Police still interviewing witnesses in theater shooting
Washington County prosecutors said Friday that investigators are still interviewing witnesses in connection with the nonfatal shooting of a male teenager inside a North Franklin Township movie theater two weeks ago.
District Attorney Gene Vittone said some witnesses who were at the theater have yet to be interviewed about events that led to the teen being wounded in the lower leg late on March 23 at Regal Cinemas in Washington Crown Center.
The shooting occurred during a confrontation that reportedly began when a middle-aged white man, who’d brought a gun, got up from his seat to confront a group of six black teens that included the victim, during a showing of the film “Us.”
State police said the man is from Greene County, but haven’t identified him. No one has been charged.
“This investigation has been prolonged as there are witnesses who still need to be interviewed,” Vittone’s office said in a statement. “On the night of the incident, most witnesses left the theater immediately following the gunshot and were not available for the police to interview.”
One witness told the Observer-Reporter the day after the shooting that the middle-aged man had approached the teens, using profanity, before the fight.
Demonstrators gathered last Saturday outside the theater and on Monday in front of the county courthouse over the lack of charges against the Greene County man.
Protest organizers Trey Willis of Washington and Chris Ward, leader of the nonprofit advocacy group Washington County United, said they met with state police Sgt. Jeremy Barni, who supervises criminal investigations in the region, at the Washington barracks on Thursday.
The witness interviewed by the Observer-Reporter had gone to see the movie with her sister. She said the other teens had been “laughing whenever it was funny, and they were making comments to each other” but “not disrupting the movie at all” before the man yelled at them. She declined to be identified.
Ward and Willis said Barni acknowledged that the gun involved in the shooting was registered to the adult man who was involved. The pair also said Barni confirmed the man didn’t alert theater management, contrary to an account state police initially gave, and that he punched one of the teens in the head while they were still in their seats.
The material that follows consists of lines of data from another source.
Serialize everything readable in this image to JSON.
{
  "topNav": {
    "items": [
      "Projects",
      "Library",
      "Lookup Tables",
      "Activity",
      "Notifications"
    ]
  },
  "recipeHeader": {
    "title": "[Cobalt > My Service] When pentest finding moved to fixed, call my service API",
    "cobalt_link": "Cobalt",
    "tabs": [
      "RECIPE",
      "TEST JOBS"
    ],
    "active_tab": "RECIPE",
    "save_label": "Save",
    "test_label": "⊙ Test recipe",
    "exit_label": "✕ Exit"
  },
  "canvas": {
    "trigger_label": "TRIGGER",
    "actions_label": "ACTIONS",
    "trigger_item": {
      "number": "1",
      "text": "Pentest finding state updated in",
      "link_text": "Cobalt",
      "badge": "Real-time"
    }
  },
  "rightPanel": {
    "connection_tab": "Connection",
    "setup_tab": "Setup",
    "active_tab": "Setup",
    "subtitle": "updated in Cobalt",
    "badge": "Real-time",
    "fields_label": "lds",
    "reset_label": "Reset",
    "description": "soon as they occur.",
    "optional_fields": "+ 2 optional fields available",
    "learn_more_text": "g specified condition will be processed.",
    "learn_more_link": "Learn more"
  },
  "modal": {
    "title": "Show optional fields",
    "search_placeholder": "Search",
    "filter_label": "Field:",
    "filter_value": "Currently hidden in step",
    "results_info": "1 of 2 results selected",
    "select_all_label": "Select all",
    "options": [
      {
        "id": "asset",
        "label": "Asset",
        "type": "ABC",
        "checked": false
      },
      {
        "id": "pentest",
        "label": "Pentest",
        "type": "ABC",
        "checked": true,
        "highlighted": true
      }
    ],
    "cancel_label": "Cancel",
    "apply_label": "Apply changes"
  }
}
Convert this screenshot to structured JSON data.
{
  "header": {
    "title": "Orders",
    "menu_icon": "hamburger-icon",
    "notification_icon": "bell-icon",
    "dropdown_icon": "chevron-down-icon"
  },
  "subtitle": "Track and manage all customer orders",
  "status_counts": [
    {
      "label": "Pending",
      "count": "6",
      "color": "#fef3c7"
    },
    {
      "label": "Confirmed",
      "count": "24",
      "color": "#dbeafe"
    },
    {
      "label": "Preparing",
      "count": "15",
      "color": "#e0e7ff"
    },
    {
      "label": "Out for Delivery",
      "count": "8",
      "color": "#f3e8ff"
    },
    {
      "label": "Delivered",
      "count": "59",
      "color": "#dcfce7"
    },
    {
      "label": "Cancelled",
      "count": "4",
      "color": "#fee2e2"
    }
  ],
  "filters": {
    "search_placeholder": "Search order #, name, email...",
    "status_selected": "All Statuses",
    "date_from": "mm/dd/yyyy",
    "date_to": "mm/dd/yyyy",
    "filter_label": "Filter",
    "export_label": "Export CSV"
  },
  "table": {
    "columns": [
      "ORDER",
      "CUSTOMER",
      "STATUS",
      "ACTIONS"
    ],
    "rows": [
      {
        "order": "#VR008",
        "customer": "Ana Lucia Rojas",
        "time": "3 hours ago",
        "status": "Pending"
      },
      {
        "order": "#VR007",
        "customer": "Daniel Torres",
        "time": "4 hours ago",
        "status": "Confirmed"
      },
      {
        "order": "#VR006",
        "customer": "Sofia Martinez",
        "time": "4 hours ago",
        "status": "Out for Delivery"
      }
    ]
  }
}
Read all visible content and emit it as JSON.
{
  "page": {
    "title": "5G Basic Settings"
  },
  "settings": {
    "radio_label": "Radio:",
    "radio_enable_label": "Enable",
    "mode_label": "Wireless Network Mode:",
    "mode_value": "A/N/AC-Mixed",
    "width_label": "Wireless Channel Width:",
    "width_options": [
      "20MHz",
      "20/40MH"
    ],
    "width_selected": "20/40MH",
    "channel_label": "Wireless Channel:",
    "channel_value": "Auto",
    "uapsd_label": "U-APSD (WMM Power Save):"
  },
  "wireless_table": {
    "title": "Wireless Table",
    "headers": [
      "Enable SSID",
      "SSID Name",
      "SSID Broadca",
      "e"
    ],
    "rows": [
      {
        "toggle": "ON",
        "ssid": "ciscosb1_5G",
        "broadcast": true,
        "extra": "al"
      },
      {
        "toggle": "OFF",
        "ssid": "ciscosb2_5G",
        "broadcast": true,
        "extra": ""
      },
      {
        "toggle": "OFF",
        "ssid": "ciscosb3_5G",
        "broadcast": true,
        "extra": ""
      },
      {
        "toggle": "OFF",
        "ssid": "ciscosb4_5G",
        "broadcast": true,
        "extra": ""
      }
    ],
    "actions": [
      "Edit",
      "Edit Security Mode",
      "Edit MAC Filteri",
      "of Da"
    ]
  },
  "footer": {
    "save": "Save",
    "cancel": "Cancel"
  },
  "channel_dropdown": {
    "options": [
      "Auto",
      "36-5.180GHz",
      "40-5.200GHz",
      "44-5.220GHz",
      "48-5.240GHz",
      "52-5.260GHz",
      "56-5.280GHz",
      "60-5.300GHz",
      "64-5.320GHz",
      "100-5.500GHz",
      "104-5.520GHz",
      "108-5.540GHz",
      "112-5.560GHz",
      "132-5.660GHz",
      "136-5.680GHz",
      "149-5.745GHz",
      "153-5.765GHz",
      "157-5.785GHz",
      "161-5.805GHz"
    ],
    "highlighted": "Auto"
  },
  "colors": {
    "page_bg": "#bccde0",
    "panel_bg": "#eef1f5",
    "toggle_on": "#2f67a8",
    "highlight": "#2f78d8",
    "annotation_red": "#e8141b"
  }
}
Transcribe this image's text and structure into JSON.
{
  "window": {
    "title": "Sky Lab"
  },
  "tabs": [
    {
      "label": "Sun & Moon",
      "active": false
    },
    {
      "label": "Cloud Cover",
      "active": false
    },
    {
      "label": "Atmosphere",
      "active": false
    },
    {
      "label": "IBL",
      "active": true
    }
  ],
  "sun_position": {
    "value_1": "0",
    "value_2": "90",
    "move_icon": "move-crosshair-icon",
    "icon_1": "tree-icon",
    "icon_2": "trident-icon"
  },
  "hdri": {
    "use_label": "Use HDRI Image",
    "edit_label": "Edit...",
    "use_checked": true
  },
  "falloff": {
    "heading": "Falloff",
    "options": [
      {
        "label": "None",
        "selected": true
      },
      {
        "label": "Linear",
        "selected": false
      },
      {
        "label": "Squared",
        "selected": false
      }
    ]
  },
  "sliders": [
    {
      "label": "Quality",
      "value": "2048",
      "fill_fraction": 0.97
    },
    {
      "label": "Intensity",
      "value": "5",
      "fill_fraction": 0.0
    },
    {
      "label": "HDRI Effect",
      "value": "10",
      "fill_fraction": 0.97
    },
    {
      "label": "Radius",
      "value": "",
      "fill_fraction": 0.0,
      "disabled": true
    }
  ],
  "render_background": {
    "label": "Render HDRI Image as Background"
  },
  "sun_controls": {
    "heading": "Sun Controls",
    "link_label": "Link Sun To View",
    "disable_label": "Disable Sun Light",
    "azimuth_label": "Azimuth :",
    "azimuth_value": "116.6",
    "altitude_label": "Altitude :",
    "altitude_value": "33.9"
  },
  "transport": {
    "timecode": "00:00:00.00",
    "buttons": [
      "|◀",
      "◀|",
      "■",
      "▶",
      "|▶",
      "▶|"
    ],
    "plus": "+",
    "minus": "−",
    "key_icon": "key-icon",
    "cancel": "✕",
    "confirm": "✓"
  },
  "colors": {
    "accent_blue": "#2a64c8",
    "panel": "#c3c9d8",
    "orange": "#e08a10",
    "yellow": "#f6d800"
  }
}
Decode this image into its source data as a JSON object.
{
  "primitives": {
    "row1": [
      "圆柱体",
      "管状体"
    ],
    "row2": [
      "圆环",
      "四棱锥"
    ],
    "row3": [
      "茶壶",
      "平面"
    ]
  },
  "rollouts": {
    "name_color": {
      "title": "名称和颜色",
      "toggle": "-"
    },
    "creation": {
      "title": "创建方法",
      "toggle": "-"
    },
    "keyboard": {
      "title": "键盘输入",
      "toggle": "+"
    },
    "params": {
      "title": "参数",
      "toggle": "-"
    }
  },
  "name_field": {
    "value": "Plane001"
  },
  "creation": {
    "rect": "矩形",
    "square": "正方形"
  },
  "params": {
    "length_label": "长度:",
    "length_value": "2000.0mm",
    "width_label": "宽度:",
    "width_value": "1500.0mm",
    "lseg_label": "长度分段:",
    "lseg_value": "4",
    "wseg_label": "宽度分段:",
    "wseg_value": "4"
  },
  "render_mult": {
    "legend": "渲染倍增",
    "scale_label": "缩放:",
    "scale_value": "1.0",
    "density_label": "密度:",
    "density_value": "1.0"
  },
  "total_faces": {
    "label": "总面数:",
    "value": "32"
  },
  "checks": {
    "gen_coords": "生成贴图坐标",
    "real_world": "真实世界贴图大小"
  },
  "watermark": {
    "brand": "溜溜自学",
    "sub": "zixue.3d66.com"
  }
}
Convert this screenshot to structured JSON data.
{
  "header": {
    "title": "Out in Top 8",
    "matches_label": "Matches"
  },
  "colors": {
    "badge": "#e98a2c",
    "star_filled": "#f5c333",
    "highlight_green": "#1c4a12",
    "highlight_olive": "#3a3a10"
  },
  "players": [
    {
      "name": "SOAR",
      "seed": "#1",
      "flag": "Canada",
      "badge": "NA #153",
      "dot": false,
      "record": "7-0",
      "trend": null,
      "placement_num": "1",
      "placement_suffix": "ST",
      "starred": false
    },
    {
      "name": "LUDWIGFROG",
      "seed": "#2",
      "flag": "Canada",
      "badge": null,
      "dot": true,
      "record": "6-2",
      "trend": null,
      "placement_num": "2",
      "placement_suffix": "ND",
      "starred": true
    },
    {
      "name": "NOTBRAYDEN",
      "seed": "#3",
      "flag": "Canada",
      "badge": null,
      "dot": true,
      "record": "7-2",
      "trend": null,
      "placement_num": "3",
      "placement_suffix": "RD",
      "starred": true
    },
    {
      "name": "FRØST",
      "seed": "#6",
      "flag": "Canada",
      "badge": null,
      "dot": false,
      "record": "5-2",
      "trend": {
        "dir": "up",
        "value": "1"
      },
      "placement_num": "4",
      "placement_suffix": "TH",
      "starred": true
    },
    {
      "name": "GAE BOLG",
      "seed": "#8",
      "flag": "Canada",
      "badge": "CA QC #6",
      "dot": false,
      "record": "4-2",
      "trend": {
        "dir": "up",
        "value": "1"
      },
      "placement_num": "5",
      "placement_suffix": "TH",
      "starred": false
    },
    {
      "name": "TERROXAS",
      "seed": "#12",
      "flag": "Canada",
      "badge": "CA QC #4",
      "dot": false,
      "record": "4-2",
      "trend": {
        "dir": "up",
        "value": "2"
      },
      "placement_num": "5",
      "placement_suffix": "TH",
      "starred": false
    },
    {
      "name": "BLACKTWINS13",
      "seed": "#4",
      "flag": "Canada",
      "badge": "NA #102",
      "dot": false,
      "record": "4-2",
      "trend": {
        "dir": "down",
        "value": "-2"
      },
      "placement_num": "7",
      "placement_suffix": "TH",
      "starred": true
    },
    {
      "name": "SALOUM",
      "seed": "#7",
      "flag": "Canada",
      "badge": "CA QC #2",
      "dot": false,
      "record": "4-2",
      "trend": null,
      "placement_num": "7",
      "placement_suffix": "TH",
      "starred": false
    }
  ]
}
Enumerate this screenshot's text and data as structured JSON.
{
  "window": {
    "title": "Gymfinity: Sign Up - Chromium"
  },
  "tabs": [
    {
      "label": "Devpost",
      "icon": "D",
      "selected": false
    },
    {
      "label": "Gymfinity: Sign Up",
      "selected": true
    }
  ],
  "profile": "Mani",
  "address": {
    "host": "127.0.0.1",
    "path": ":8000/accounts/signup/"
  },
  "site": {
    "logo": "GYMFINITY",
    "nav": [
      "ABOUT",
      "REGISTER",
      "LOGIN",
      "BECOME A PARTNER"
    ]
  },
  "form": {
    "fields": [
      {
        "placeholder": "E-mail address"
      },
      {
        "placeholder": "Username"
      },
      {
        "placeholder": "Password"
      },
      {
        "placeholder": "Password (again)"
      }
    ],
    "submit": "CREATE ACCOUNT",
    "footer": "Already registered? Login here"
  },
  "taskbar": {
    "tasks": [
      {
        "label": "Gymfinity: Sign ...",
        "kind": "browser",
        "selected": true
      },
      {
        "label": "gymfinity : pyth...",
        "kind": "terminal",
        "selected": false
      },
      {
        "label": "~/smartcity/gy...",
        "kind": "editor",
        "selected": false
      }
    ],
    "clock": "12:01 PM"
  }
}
From inside the theater, the fight moved into the hallway leading to the exit. The man produced a gun he’d brought with him, despite a theater policy against patrons having weapons. It discharged during a struggle for the weapon. The teen and the man were both taken to hospitals before being released.
“I am of the firm belief that this man, according to witnesses on the scene, called the youth a n,” Willis said.
“Us,” a film by director Jordan Peele that features a predominantly black cast, opened that weekend.
The theater is owned by Regal Entertainment Group in Chattanooga, Tenn.
Authorities are releasing sparse details of what happened that night.
Trooper Forrest Allison, a state police spokesman, said he couldn’t confirm to whom the gun is registered. He said the man was the one who had the weapon with him.
Vittone’s office said most witnesses left the theater after the shot was fired, so it took time to locate many of them and get their accounts of what happened.
“There are several critical witnesses remaining who need to be interviewed by the Pennsylvania State Police,” he said. “This information is critical to an understanding of what occurred at the theater.”
Vittone said he’s bound by ethical rules when it comes to releasing information about an ongoing investigation because “if we end up not charging him, then we’ve put him in a bad light.”
First Assistant District Attorney Dennis Paluso said officials have interviewed multiple witnesses and plan to obtain more witness statements.
“Obviously, we recognize the sensitive nature of such an incident, and we want to make sure we get it right,” he said.
“That takes time. You have multiple people in a theater,” Paluso added. “There’s a lot of work that has to go into a case like this.”